Tribunal Administratif de Paris — Décision N° TA75-2112786

mardi 30 janvier 2024

JuridictionTribunal Administratif de Paris
SectionTribunal Administratif de Paris
N° DossierTA75-2112786
TypeDécision
PublicationC
Formation1re Section - 2e Chambre
Avocat requérantIVANOVIC FAUVEAU

Texte intégral

Vu la procédure suivante :

Par une requête enregistrée le 16 juin 2021, M. A B, représenté par Me Fauveau Ivanovic, demande au tribunal :

1°) de l'admettre au bénéfice de l'aide juridictionnelle provisoire ;

2°) d'annuler la décision du 2 juin 2021 par laquelle l'Office français de l'immigration et de l'intégration a mis fin à ses conditions matérielles d'accueil ;

3°) d'enjoindre à l'Office français de l'immigration et de l'intégration de rétablir ses conditions matérielles d'accueil et de lui verser de manière rétroactive à compter du 2 juin 2021 les allocations auxquelles il a droit, dans un délai de huit jours à compter de la notification du jugement à intervenir et sous astreinte de 100 euros par jour de retard ou, à titre subsidiaire, de réexaminer sa situation ;

4°) de mettre à la charge de l'Office français de l'immigration et de l'intégration une somme de 1 500 euros, à verser à Me Fauveau Ivanovic en application des dispositions de l'article L. 761-1 du code de justice administrative et 37 de la loi du 10 juillet 1991.

Il soutient que :

- la décision contestée, qui ne précise pas quels sont les documents qu'il se serait abstenu de fournir à l'Office français de l'immigration et de l'intégration, est insuffisamment motivée ;

- il n'a pas été informé, préalablement à l'édiction de la décision et dans une langue qu'il comprend, des cas dans lesquels il pouvait être mis fin aux conditions matérielles d'accueil ;

- l'Office français de l'immigration a mis fin à ses conditions matérielles d'accueil sans avoir procédé à l'examen de sa situation personnelle et, en particulier, à une évaluation de sa vulnérabilité ;

- en mettant fin à ses conditions matérielles d'accueil au motif qu'il n'aurait pas fourni les documents demandés, l'Office français de l'immigration et de l'intégration a méconnu l'article L. 551-16 du code de l'entrée et du séjour des étrangers et du droit d'asile ;

- l'Office français de l'immigration et de l'intégration a commis une erreur d'appréciation de sa vulnérabilité.
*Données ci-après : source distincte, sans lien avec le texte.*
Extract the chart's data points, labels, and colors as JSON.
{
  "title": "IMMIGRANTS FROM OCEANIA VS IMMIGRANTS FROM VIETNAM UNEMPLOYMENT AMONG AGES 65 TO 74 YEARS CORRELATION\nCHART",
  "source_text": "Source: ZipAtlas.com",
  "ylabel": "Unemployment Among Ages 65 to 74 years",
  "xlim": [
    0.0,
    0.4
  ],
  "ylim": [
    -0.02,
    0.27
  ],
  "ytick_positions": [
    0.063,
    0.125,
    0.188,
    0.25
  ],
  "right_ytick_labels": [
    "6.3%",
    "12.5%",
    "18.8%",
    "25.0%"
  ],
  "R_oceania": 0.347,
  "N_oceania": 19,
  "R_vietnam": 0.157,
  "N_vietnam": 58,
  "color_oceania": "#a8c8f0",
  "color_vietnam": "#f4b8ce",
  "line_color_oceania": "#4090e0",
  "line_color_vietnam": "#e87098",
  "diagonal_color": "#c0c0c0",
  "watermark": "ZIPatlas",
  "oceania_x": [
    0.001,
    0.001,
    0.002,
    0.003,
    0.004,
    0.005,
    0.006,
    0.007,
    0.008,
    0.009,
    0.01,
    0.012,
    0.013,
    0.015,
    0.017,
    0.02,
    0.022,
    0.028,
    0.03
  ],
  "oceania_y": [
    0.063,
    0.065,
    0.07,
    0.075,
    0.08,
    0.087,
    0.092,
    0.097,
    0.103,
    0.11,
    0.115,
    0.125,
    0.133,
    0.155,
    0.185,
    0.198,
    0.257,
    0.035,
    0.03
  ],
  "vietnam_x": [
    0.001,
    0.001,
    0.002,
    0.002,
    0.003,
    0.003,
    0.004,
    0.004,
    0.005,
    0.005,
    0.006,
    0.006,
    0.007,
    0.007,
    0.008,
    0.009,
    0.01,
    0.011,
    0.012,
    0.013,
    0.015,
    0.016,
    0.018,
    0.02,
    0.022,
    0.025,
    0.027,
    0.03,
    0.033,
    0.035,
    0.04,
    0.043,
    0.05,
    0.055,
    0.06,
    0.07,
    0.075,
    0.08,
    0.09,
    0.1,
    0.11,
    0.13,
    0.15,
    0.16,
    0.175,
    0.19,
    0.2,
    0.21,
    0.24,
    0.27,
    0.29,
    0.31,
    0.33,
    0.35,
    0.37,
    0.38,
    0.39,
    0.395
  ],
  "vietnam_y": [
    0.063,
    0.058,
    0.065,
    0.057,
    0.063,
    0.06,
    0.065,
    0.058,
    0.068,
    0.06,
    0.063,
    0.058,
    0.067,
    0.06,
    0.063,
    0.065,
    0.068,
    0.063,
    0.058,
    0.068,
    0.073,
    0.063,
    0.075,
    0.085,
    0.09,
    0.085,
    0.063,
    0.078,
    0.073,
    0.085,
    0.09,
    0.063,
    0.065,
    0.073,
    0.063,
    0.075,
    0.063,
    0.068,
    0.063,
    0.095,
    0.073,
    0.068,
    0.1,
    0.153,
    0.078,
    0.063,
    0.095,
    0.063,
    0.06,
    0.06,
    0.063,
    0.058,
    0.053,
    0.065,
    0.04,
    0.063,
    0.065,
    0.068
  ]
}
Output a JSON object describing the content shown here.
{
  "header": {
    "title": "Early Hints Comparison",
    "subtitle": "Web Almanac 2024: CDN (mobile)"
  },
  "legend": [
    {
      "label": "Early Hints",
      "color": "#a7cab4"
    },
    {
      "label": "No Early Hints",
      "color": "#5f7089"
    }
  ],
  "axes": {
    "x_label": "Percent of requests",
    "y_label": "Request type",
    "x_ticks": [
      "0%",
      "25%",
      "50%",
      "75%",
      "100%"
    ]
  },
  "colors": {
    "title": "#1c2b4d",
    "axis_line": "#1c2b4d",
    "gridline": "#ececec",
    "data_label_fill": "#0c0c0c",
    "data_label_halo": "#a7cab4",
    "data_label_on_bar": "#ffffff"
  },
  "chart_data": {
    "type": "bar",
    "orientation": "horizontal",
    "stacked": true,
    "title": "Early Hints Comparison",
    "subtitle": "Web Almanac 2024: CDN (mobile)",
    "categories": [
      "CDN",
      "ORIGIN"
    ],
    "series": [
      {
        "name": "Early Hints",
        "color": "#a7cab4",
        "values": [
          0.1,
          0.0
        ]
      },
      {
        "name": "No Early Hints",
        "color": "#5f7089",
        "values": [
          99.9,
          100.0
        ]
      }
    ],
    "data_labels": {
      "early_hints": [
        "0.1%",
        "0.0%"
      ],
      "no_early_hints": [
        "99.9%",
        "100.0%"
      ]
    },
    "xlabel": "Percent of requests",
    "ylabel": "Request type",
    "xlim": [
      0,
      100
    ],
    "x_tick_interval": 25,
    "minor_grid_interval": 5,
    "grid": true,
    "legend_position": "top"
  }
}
Par un mémoire en défense enregistré le 4 octobre 2023, le directeur de l'Office français de l'immigration et de l'intégration conclut au rejet de la requête.

Il soutient que les moyens soulevés par M. B ne sont pas fondés.

M. B a été admis au bénéfice de l'aide juridictionnelle totale par une décision du 22 octobre 2021.

Vu les autres pièces du dossier.

Vu :

- le code de l'entrée et du séjour des étrangers et du droit d'asile ;

- le code des relations entre le public et l'administration ;

- la loi n° 91-647 du 10 juillet 1991 relative à l'aide juridique ;

- le code de justice administrative.

Les parties ont été régulièrement averties du jour de l'audience.

Ont été entendus au cours de l'audience publique :

- le rapport de M. Amadori,

- et les conclusions de M. Charzat, rapporteur public.

Considérant ce qui suit :

1. M. B, ressortissant afghan né le 5 novembre 2000, est entré sur le territoire français en janvier 2021 selon ses déclarations. Le 20 avril 2021, sa demande d'asile a été enregistrée en procédure normale et le 21 avril 2021, M. B a accepté les conditions matérielles d'accueil proposées par l'Office français de l'immigration et de l'intégration, en informant ce dernier de ce qu'il était provisoirement hébergé par des compatriotes afghans. Par courrier du 11 mai 2021, l'Office français de l'immigration et de l'intégration lui a notifié son intention de suspendre ses conditions matérielles d'accueil en raison de l'absence de production de documents requis. Par décision du 2 juin 2021, l'Office français de l'immigration et de l'intégration a suspendu les conditions matérielles d'accueil de M. B au motif que ce dernier n'avait pas fourni les documents demandés par les autorités chargées de l'asile. M. B demande au tribunal d'annuler cette décision pour excès de pouvoir.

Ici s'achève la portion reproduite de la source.